Für die derzeitige Starre der Frontlinien im Irak gibt es zwei einfache und eine komplizierte Erklärung. Die einfachen Gründe: sowohl die Kurden als auch die Fanatiker des IS sind gegenwärtig zu schwach, um grössere Offensiven zu starten. Dem Daesh setzen die Luftangriffe merklich zu. Ein Teil des Spitzenpersonals hat sich von Rakka nach Mossul und nach Libyen abgesetzt. Die Türkei ist nicht mehr der nette Verbündete, über den man Freiwillige, Bräute und Rüstungsgüter bezieht, und in dessen Krankenhäusern man seine Verwundeten behandeln lassen kann. Verteidigung ist für den Daesh in Syrien und Irak an die Stelle von Angriff getreten. Erfolge erzielt man stattdessen in Libyen und auf dem Sinai.
Warum die Regierung in Bagdad keine ernsthaften Versuche unternimmt, die an den Daesh und die Kurden verlorenen Gebiete zurück zu gewinnen, ist eine komplizierte Frage. Der vom Daesh beherrschte Norden einschiesslich der Millionenstadt Mossul ist sunnitisches Siedlungsgebiet. Weder die in Bagdad vertretenen sunnitischen Parteien, noch ihre amerikanischen Freunde wollen, dass das besetzte sunnitische Gebiet von schiitisch dominiertem Militär oder von den mit Iran verbündeten schiitischen Milizen “befreit” wird. Zu schrecklich ist die Erinnerung an frühere “Befreiungs”.Aktionen der Milizen, bei denen hemmungslos gemordet und gestohlen wurde.
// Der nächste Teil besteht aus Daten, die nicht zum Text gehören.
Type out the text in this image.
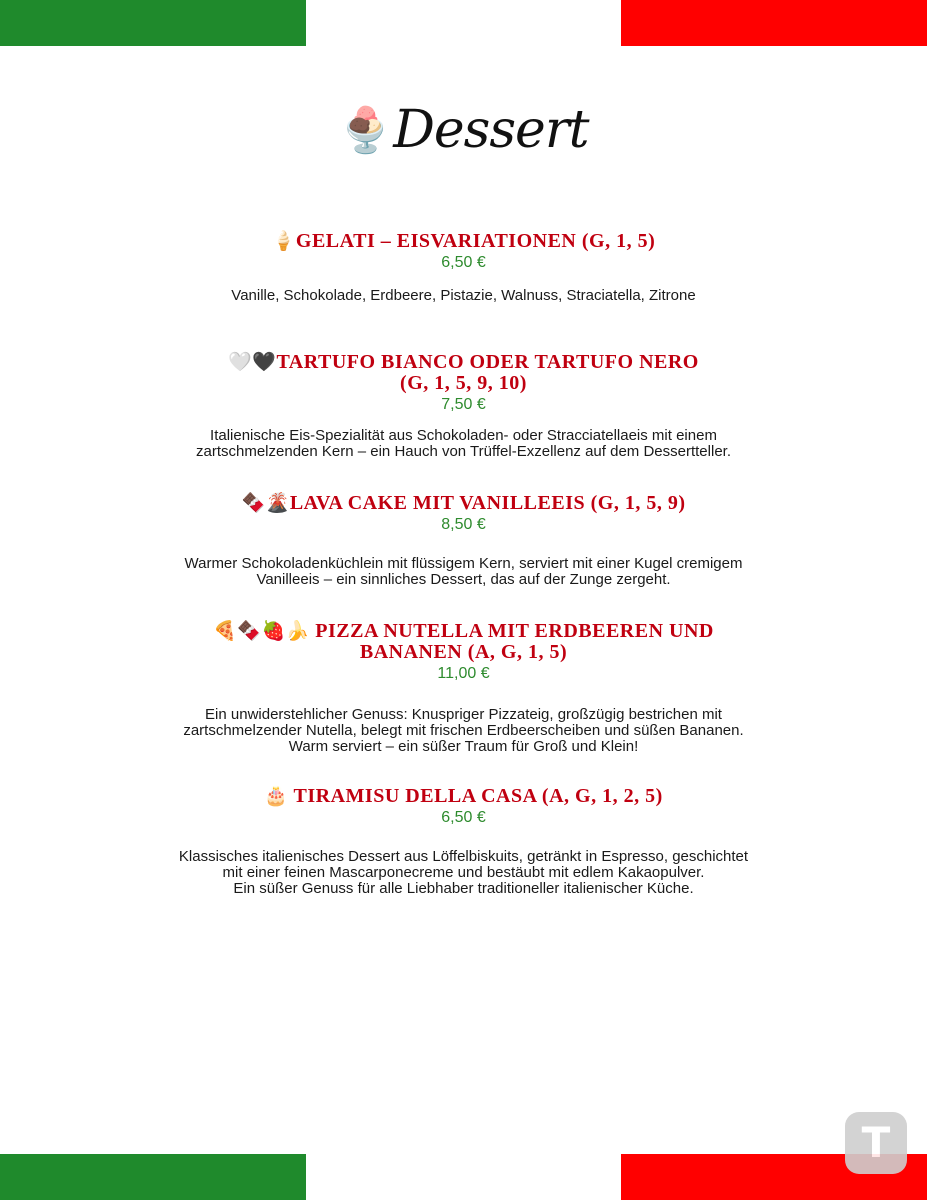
🍨Dessert
🍦GELATI – EISVARIATIONEN (G, 1, 5)
6,50 €
Vanille, Schokolade, Erdbeere, Pistazie, Walnuss, Straciatella, Zitrone
🤍🖤TARTUFO BIANCO ODER TARTUFO NERO
(G, 1, 5, 9, 10)
7,50 €
Italienische Eis-Spezialität aus Schokoladen- oder Stracciatellaeis mit einem
zartschmelzenden Kern – ein Hauch von Trüffel-Exzellenz auf dem Dessertteller.
🍫🌋LAVA CAKE MIT VANILLEEIS (G, 1, 5, 9)
8,50 €
Warmer Schokoladenküchlein mit flüssigem Kern, serviert mit einer Kugel cremigem
Vanilleeis – ein sinnliches Dessert, das auf der Zunge zergeht.
🍕🍫🍓🍌 PIZZA NUTELLA MIT ERDBEEREN UND
BANANEN (A, G, 1, 5)
11,00 €
Ein unwiderstehlicher Genuss: Knuspriger Pizzateig, großzügig bestrichen mit
zartschmelzender Nutella, belegt mit frischen Erdbeerscheiben und süßen Bananen.
Warm serviert – ein süßer Traum für Groß und Klein!
🎂 TIRAMISU DELLA CASA (A, G, 1, 2, 5)
6,50 €
Klassisches italienisches Dessert aus Löffelbiskuits, getränkt in Espresso, geschichtet
mit einer feinen Mascarponecreme und bestäubt mit edlem Kakaopulver.
Ein süßer Genuss für alle Liebhaber traditioneller italienischer Küche.
T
Die Amerikaner wollen verhindern, dass der sunnitisch geprägte Nordirak den Schiiten und ihren iranischen Freunden anheim fällt. Sie wollen im Prinzip den Daesh als ein sunnitisches Staatswesen erhalten – freilich ohne den Kalifen und seine Mörderbande. Den Amerikanern liegt also nichts an einer Wiedererrichtung des alten Iraks, es sei denn als ein lockeres Gebilde bestehend aus einem schiitischen Süden, einem sunnitischen Norden und einem weitgehend autonomen Kurdistan.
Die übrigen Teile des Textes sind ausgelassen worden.